Stuttering may be the result of a glitch in the daily process by which cellular components in key regions of the brain are broken down and recycled, says a new study, which associates a gene mutation with the disorder.
The study, led by researchers from the National Institute on Deafness and Other Communication Disorders (NIDCD), has identified three genes as a source of stuttering in volunteers in Pakistan, the US and Britain.
Stuttering is a speech disorder in which a person repeats or prolongs sounds, syllables, or words, disrupting the normal flow of speech. It can severely hinder communication and a person's quality of life.
Mutations in two of the genes have already been implicated in other rare metabolic disorders also involved in cell recycling, while mutations in a third, closely related, gene have now been shown to be associated for the first time with a disorder in humans.
“For hundreds of years, the cause of stuttering has remained a mystery for researchers and health care professionals alike, not to mention people who stutter and their families,” said James F. Battey, Jr, director of the NIDCD.
“This is the first study to pinpoint specific gene mutations as the potential cause of stuttering, a disorder that affects three million Americans, and by doing so, might lead to a dramatic expansion in our options for treatment.”
Stuttering tends to run in families, and researchers have long suspected a genetic component. Previous studies of stuttering in a group of families from Pakistan had been done by Dennis Drayna, geneticist with the NIDCD, which indicated a place on chromosome 12 that was likely to harbour a gene variant that caused this disorder.

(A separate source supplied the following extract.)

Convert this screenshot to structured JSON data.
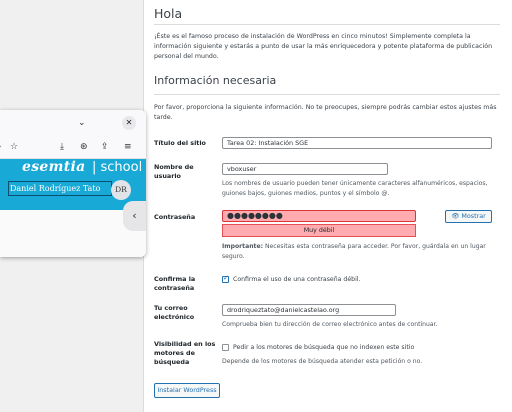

Mr. Drayna and his team refined the location of this place on chromosome 12 and focused their efforts on the new site. They then analysed the genes of 123 Pakistani individuals who stutter - 46 from the original families and 77 who are unrelated - as well as 96 unrelated Pakistanis who don't stutter, and who served as controls.
Individuals from the US and Britain also took part in the study, 270 who stutter and 276 who don't, said a NIDCD release.
Researchers found some individuals who stutter possessed the same mutation as that found in the large Pakistani family. They also identified three other mutations in a gene which showed up in several unrelated individuals who stutter but not in the controls.
These findings were published in the February online First issue of the New England Journal of Medicine.